March 12, 2019 - Last Tuesday we informed members that we had submitted a letter to the editor at Bloomberg Opinion responding to Satyajit Das’s March 2 op-ed “The Bomb That Blew Up in 2008? There’s a New One.”
Over the next three days we went back and forth with Bloomberg editors on how best to publish the letter. We were finally informed Friday morning that the letter would, conditional on our approval, be published in the form copied below. We were also informed that the letter would be published only on the Bloomberg terminal.

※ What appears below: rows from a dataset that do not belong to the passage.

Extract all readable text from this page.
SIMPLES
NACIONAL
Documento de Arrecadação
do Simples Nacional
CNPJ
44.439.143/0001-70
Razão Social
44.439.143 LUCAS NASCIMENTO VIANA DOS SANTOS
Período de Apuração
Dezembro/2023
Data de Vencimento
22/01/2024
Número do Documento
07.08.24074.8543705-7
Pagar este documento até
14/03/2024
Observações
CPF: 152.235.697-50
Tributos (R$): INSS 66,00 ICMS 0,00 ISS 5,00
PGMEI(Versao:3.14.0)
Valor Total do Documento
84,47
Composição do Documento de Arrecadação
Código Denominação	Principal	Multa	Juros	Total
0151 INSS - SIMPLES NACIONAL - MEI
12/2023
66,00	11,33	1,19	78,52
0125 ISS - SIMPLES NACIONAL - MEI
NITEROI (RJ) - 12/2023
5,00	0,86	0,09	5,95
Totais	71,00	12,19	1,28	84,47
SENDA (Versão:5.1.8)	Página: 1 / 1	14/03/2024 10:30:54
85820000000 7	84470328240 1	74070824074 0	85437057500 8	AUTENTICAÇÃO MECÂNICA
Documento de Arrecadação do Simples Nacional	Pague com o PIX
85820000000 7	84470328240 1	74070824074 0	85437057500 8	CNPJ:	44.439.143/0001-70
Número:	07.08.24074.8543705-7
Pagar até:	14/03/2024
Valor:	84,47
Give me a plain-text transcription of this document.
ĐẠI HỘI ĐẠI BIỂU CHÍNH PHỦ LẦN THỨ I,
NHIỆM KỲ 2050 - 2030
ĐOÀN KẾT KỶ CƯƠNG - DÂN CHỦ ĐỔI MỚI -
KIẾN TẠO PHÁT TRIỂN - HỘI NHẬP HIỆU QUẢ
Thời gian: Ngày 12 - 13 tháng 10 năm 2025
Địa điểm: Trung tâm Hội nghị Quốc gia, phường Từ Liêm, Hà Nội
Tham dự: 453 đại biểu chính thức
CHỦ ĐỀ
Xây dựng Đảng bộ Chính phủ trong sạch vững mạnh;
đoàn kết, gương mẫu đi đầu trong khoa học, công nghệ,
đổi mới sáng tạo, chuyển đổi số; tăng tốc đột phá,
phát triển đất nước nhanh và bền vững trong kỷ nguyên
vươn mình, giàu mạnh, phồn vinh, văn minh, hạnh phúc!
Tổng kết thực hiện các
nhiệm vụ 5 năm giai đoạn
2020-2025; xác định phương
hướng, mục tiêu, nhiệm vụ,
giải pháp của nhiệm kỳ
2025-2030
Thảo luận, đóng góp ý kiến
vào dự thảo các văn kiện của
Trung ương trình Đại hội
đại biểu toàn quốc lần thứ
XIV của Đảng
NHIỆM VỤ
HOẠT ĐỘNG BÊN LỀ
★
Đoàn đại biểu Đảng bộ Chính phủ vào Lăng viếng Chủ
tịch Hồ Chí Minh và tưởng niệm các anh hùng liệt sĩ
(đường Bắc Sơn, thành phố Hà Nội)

While we were disappointed that the editor would not agree to publish the letter in its original form or on the public Bloomberg website where the original op-ed was published, we concluded that the letter as now written gave us the only chance of publication, which we greatly desired. This does not alter our opinion, as we originally asserted, that the article contained many factual errors, misleading observations, and erroneous conclusions.
The point-by-point rebuttal mentioned in the original note to members can still be found here.
To the editor:
Re: Satyajit Das’s column “The Bomb That Blew Up in 2008? There’s a New One” (March 2):
Das’s argument that collateralized loan obligations (CLOs) pose outsize danger to the economy contained misleading observations and conclusions.
For instance, Das noted that Bank of England Governor Mark Carney and former Federal Reserve Chair Janet Yellen have both “warned about potential risks,” but failed to note that Carney and Yellen have stated clearly that the financial system is presently robust enough to absorb a downturn in the leveraged loan market and that CLOs therefore do not pose a systemic risk to the economy.
Elsewhere, Das claims that the loans underlying CLOs “aren’t well-understood.” We disagree. Corporations whose loans underlie CLOs are highly transparent; issuers provide audited financial statements and regular updates to investors that offer a great deal of visibility into their financial health—a far cry from the opaque mortgages beneath the CDOs that preceded the financial crisis.
Perhaps Das’s interpretations would in themselves not be so harmful. But when they are used to draw the conclusion that a cyclical downturn could be amplified by CLOs—instruments that weathered the last financial crisis exceptionally well—creating contagion and causing another crisis, they should be highlighted and subjected to scrutiny.